Qui jugea le moment venu de battre en retraite.
— J’ai très sommeil aussi, les amis…
Alors que tous les compagnons de Champ d’Emond déroulaient leur couverture, Loial les imita.
Moiraine resta assise, sirotant son infusion.
Lan ne broncha pas. Comme d’habitude, il ne semblait pas fatigué et ne manifestait pas l’intention de s’étendre.
Même quand ils furent enroulés dans leur couverture, les trois jeunes gens restèrent très près les uns des autres, formant autour du four un petit cercle de futurs dormeurs.
— Rand, souffla Mat, y avait-il vraiment quelque chose entre Min et toi ? Je l’ai à peine vue, mais elle m’a paru très jolie.
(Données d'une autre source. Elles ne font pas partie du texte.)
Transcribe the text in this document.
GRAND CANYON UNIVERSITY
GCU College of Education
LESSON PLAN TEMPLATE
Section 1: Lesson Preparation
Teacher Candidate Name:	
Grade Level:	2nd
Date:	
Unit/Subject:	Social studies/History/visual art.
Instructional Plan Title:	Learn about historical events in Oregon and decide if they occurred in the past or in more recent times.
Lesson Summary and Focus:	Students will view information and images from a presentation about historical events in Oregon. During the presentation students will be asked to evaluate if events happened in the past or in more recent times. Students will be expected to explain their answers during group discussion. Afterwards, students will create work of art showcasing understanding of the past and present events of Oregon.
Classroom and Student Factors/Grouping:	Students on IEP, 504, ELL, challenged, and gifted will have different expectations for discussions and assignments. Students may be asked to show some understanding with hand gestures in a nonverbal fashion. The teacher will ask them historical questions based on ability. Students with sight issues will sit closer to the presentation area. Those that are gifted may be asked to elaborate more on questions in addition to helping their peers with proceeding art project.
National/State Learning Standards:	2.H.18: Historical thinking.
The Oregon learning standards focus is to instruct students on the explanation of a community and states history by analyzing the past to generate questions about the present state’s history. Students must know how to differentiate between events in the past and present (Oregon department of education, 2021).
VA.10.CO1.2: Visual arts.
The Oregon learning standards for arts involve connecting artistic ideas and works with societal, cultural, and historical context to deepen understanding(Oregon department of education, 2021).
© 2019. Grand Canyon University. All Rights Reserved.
Cela dit, elle a environ l’âge de Nynaeve.
— Et Else ? demanda Perrin, sur l’autre flanc de Rand. Est-elle jolie ?
— Par le sang et les cendres ! je n’ai même plus le droit de parler à une fille ? Vous êtes pires qu’Egwene, les gars !
— Comme dirait notre Sage-Dame, fit Mat, ironique, le silence est d’or. Très bien, si cette conversation ne te plaît pas, je vais essayer de dormir.
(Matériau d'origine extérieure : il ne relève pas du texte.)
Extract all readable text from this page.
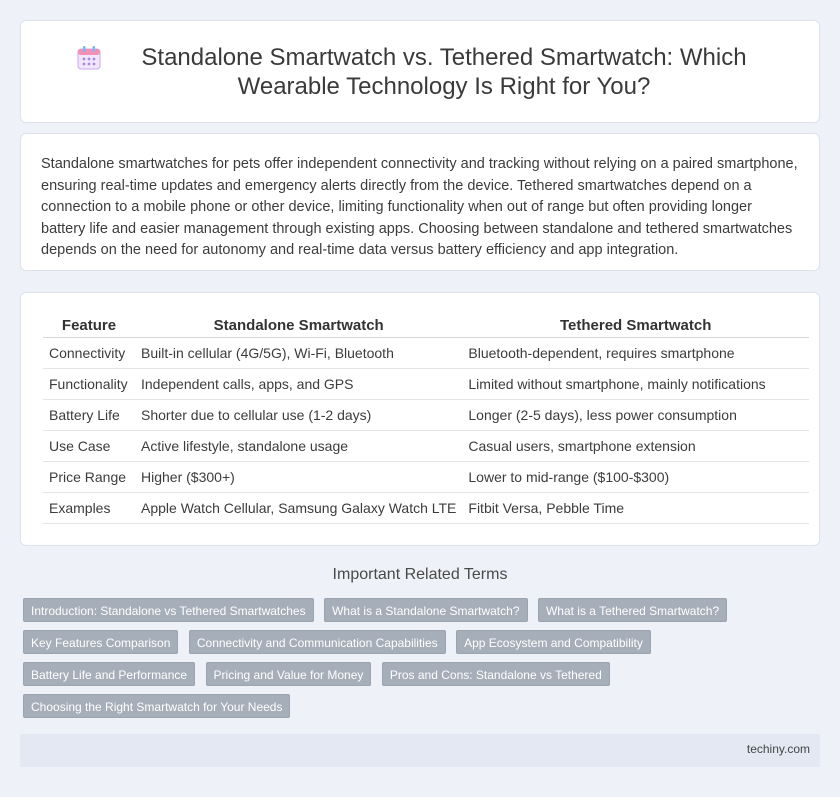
Standalone Smartwatch vs. Tethered Smartwatch: Which Wearable Technology Is Right for You?

Standalone smartwatches for pets offer independent connectivity and tracking without relying on a paired smartphone, ensuring real-time updates and emergency alerts directly from the device. Tethered smartwatches depend on a connection to a mobile phone or other device, limiting functionality when out of range but often providing longer battery life and easier management through existing apps. Choosing between standalone and tethered smartwatches depends on the need for autonomy and real-time data versus battery efficiency and app integration.

Feature	Standalone Smartwatch	Tethered Smartwatch
Connectivity	Built-in cellular (4G/5G), Wi-Fi, Bluetooth	Bluetooth-dependent, requires smartphone
Functionality	Independent calls, apps, and GPS	Limited without smartphone, mainly notifications
Battery Life	Shorter due to cellular use (1-2 days)	Longer (2-5 days), less power consumption
Use Case	Active lifestyle, standalone usage	Casual users, smartphone extension
Price Range	Higher ($300+)	Lower to mid-range ($100-$300)
Examples	Apple Watch Cellular, Samsung Galaxy Watch LTE	Fitbit Versa, Pebble Time
Important Related Terms
Introduction: Standalone vs Tethered Smartwatches What is a Standalone Smartwatch? What is a Tethered Smartwatch?
Key Features Comparison Connectivity and Communication Capabilities App Ecosystem and Compatibility
Battery Life and Performance Pricing and Value for Money Pros and Cons: Standalone vs Tethered
Choosing the Right Smartwatch for Your Needs
techiny.com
— Excellente idée…, marmonna Rand. Et la première chose sensée que je t’entends dire depuis longtemps…
Malgré la fatigue, le sommeil ne vint pas facilement. Le sol était glacial et il sentait ses aspérités à travers la couverture. Même avec de l’imagination, le jeune berger, n’aurait pas pu se convaincre qu’il était dans un endroit paradisiaque. Condamné à voyager sur les Chemins, il ne pouvait réussir à oublier que les responsables de la Dislocation du Monde avaient créé cet univers incroyable et terrifiant. Et ces Aes Sedai mâles possédaient un Pouvoir souillé par le Ténébreux…
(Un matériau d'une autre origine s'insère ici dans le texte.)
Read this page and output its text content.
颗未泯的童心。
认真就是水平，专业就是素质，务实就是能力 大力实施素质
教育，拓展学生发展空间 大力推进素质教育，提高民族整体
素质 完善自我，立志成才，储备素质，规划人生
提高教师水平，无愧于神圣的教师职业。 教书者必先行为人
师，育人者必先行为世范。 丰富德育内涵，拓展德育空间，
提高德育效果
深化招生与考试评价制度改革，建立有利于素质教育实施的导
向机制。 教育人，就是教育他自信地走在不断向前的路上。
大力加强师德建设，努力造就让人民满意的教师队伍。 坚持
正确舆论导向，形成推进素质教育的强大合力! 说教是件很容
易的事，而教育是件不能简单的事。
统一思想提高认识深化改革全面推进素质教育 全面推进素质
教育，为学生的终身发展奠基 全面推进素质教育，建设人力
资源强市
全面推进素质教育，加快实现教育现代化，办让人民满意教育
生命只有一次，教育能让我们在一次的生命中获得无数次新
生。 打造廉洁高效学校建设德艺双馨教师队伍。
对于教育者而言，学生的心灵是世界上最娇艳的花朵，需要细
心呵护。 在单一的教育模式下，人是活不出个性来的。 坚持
S’il avait été tenté de se rassurer avec de vaines paroles, Rand n’avait qu’à se souvenir du pont brisé que rien ne soutenait.
Se tournant sur l’autre côté, il vit que Mat le regardait. Dès qu’il était seul dans la nuit, le plus grand plaisantin de Deux-Rivières perdait toute son arrogance de façade.
De l’autre côté de Rand, Perrin avait également les yeux ouverts. S’il semblait moins angoissé que Mat, l’apprenti forgeron se tapotait la poitrine du bout des doigts, et il ne semblait pas près de se calmer.
Moiraine fit le tour du dortoir de fortune, s’agenouillant devant chacun de ses compagnons pour lui parler en tête à tête. Rand n’entendit pas ce que l’Aes Sedai dit à Perrin. Quoi que ce fût, ça suffit à convaincre le jeune colosse de ne plus prendre son torse pour un moyen de se défouler.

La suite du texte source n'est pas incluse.